Il più delle volte gli ignoranti non sanno di essere ignoranti: tale condizione è denominata “effetto Dunning-Kruger”, da David Dunning, professore di psicologia sociale alla Cornell University, e Justin Kruger, suo allievo col quale nel 1999 ha pubblicato Unskilled and Unaware of It: How Difficulties of Recognizing One’s Own Incompetence Lead to Inflated Self-assessments, da allora un piccolo classico degli studi sull’ignoranza di sé.
In effetti, se cerchiamo di capire che cosa non sappiamo attraverso l’introspezione potremmo non ottenere nulla. Possiamo continuare a chiederci “Che cosa non so?” fino allo sfinimento, e darci delle risposte, ma non esauriremmo mai il campo infinito della nostra ignoranza. Guardarsi dentro non sempre porta risultati soddisfacenti, l’unico modo per uscire dalla propria metaignoranza è chiedere agli altri.
Dunning spiega così il fenomeno: per ogni competenza, esistono persone molto esperte, esperte così così, poco esperte e pochissimo esperte. L’effetto Dunning-Kruger consiste in questo: le persone pochissimo esperte hanno una scarsa consapevolezza della loro incompetenza. Fanno errori su errori ma tendono comunque a credere di cavarsela.
I risultati sono stati raggiunti attraverso una serie di  studi su senso dell’umorismo, abilità grammaticali e logiche, studi in seguito estesi anche ad altri campi. Prendendo in considerazione il 25 per cento del campione cha aveva ottenuto i risultati peggiori in ogni prova, si osservava che in media, in una scala da 1 a 100, i soggetti si davano un punteggio di 62, nonostante la loro valutazione effettiva non superasse i 12 punti. Questo accade perché in molti campi l’atto di valutare la correttezza della risposta di qualcuno richiede la stessa competenza necessaria a scegliere la risposta esatta. Sembrerebbe dunque che la tendenza alla sopravvalutazione di sé sia inevitabile.
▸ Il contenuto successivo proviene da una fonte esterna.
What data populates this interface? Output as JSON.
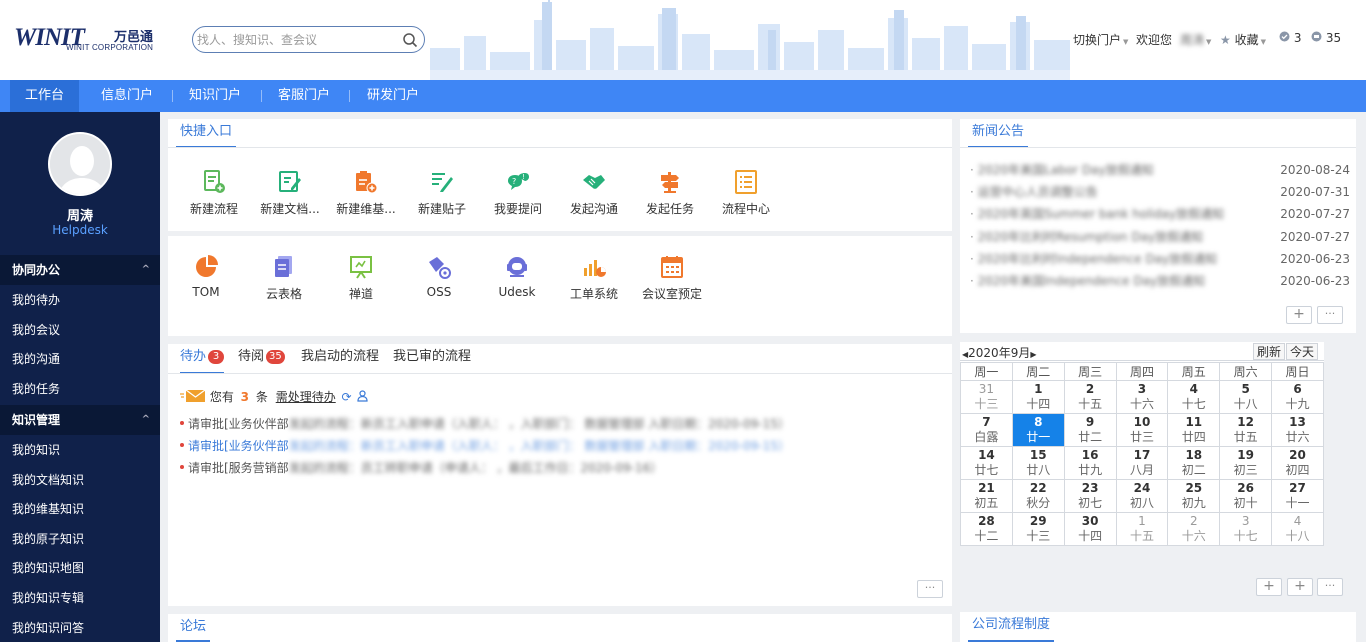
{
  "brand": {
    "mark": "WINIT",
    "cn": "万邑通",
    "en": "WINIT CORPORATION"
  },
  "search": {
    "placeholder": "找人、搜知识、查会议"
  },
  "header": {
    "portal_switch": "切换门户",
    "welcome": "欢迎您",
    "user_short": "周涛",
    "favorites": "收藏",
    "count_a": "3",
    "count_b": "35"
  },
  "nav": [
    "工作台",
    "信息门户",
    "知识门户",
    "客服门户",
    "研发门户"
  ],
  "user": {
    "name": "周涛",
    "role": "Helpdesk"
  },
  "sidebar": {
    "sections": [
      {
        "title": "协同办公",
        "items": [
          "我的待办",
          "我的会议",
          "我的沟通",
          "我的任务"
        ]
      },
      {
        "title": "知识管理",
        "items": [
          "我的知识",
          "我的文档知识",
          "我的维基知识",
          "我的原子知识",
          "我的知识地图",
          "我的知识专辑",
          "我的知识问答"
        ]
      }
    ]
  },
  "quick": {
    "title": "快捷入口",
    "row1": [
      "新建流程",
      "新建文档...",
      "新建维基...",
      "新建贴子",
      "我要提问",
      "发起沟通",
      "发起任务",
      "流程中心"
    ],
    "row2": [
      "TOM",
      "云表格",
      "禅道",
      "OSS",
      "Udesk",
      "工单系统",
      "会议室预定"
    ]
  },
  "todo": {
    "tabs": [
      {
        "label": "待办",
        "badge": "3"
      },
      {
        "label": "待阅",
        "badge": "35"
      },
      {
        "label": "我启动的流程"
      },
      {
        "label": "我已审的流程"
      }
    ],
    "summary_pre": "您有",
    "count": "3",
    "summary_mid": "条",
    "summary_link": "需处理待办",
    "rows": [
      {
        "prefix": "请审批[业务伙伴部",
        "rest": "发起的流程：新员工入职申请（入职人：              ，入职部门：      数据管理部 入职日期：2020-09-15）"
      },
      {
        "prefix": "请审批[业务伙伴部",
        "rest": "发起的流程：新员工入职申请（入职人：              ，入职部门：      数据管理部 入职日期：2020-09-15）"
      },
      {
        "prefix": "请审批[服务营销部",
        "rest": "发起的流程：员工转职申请（申请人：            ，最后工作日：2020-09-16）"
      }
    ]
  },
  "forum": {
    "title": "论坛"
  },
  "news": {
    "title": "新闻公告",
    "items": [
      {
        "text": "2020年美国Labor Day放假通知",
        "date": "2020-08-24"
      },
      {
        "text": "运营中心人员调整公告",
        "date": "2020-07-31"
      },
      {
        "text": "2020年英国Summer bank holiday放假通知",
        "date": "2020-07-27"
      },
      {
        "text": "2020年比利时Resumption Day放假通知",
        "date": "2020-07-27"
      },
      {
        "text": "2020年比利时Independence Day放假通知",
        "date": "2020-06-23"
      },
      {
        "text": "2020年美国Independence Day放假通知",
        "date": "2020-06-23"
      }
    ]
  },
  "calendar": {
    "month_label": "2020年9月",
    "refresh": "刷新",
    "today_btn": "今天",
    "weekdays": [
      "周一",
      "周二",
      "周三",
      "周四",
      "周五",
      "周六",
      "周日"
    ],
    "weeks": [
      [
        [
          "31",
          "十三",
          1
        ],
        [
          "1",
          "十四",
          0
        ],
        [
          "2",
          "十五",
          0
        ],
        [
          "3",
          "十六",
          0
        ],
        [
          "4",
          "十七",
          0
        ],
        [
          "5",
          "十八",
          0
        ],
        [
          "6",
          "十九",
          0
        ]
      ],
      [
        [
          "7",
          "白露",
          0
        ],
        [
          "8",
          "廿一",
          2
        ],
        [
          "9",
          "廿二",
          0
        ],
        [
          "10",
          "廿三",
          0
        ],
        [
          "11",
          "廿四",
          0
        ],
        [
          "12",
          "廿五",
          0
        ],
        [
          "13",
          "廿六",
          0
        ]
      ],
      [
        [
          "14",
          "廿七",
          0
        ],
        [
          "15",
          "廿八",
          0
        ],
        [
          "16",
          "廿九",
          0
        ],
        [
          "17",
          "八月",
          0
        ],
        [
          "18",
          "初二",
          0
        ],
        [
          "19",
          "初三",
          0
        ],
        [
          "20",
          "初四",
          0
        ]
      ],
      [
        [
          "21",
          "初五",
          0
        ],
        [
          "22",
          "秋分",
          0
        ],
        [
          "23",
          "初七",
          0
        ],
        [
          "24",
          "初八",
          0
        ],
        [
          "25",
          "初九",
          0
        ],
        [
          "26",
          "初十",
          0
        ],
        [
          "27",
          "十一",
          0
        ]
      ],
      [
        [
          "28",
          "十二",
          0
        ],
        [
          "29",
          "十三",
          0
        ],
        [
          "30",
          "十四",
          0
        ],
        [
          "1",
          "十五",
          1
        ],
        [
          "2",
          "十六",
          1
        ],
        [
          "3",
          "十七",
          1
        ],
        [
          "4",
          "十八",
          1
        ]
      ]
    ]
  },
  "process": {
    "title": "公司流程制度"
  },
  "colors": {
    "primary": "#3f86f5",
    "sidebar": "#10214a",
    "accent": "#3a7ad8",
    "badge": "#e0463c",
    "today": "#1582e8"
  }
}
Questo dovrebbe farci riflettere quando parliamo dell’ignoranza nei termini di una malattia dalla quale si può guarire: se tutti siamo malati, nessuno lo è. “La gente vive all’ombra della propria inevitabile ignoranza. Semplicemente non sappiamo tutto di tutto. Ci sono buchi nella nostra conoscenza, lacune nelle nostre competenze” scrive Dunning all’inizio del suo ultimo saggio. Possiamo consolarci pensando che l’ignoranza riguardi ambiti periferici della nostra esperienza, temi oscuri o irrilevanti, comunque privi di implicazioni nella nostra vita quotidiana. E gli economisti sostengono che gran parte dell’ignoranza è razionale: acquisire determinate competenze potrebbe non portare benefici che giustifichino la fatica fatta per acquisirle. Ma sappiamo anche che non tutta l’ignoranza è periferica o razionale. Parte della nostra ignoranza, forse la parte più importante, è centrale e misteriosa. La nostra ignoranza riguarda aspetti essenziali: riguarda noi stessi.
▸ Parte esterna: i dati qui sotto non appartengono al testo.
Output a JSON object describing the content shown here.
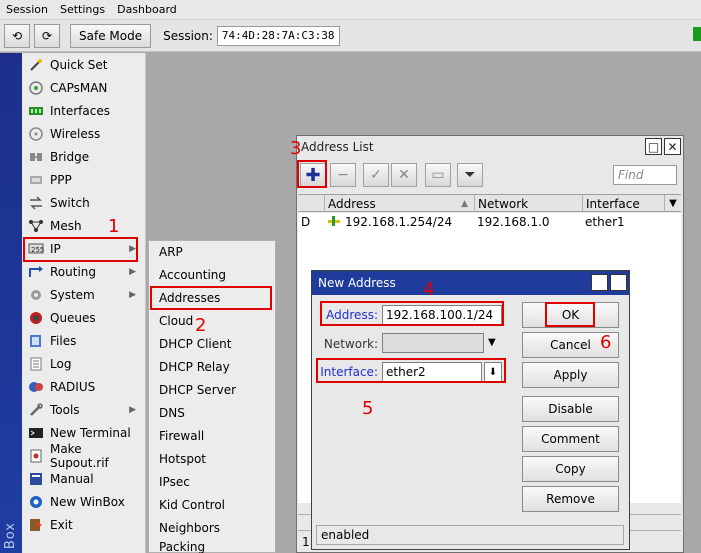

(Tratto da Antonio Sgobba, Il paradosso dell’ignoranza da Socrate a Google, Il Saggiatore, 2017. Il testo – del quale ho preso solo una piccola parte – è un adattamento curato da Il tascabile, l’originale è qui e siete caldamente invitati a leggerlo nella sua interezza ovvero, ancora meglio – se siete interessati ad un argomento peraltro così attuale -, ad acquistare e leggere il libro. La precisazione su chi siano Dunning e Kruger l’ho aggiunta io – peraltro avevo già parlato del loro “effetto” nel blog, qui. Infine, se servisse dirlo riguardo tali questioni: meditate, gente, meditate! – che già farlo è un ottimo antidoto a qualsiasi possibile deriva ignorantista!)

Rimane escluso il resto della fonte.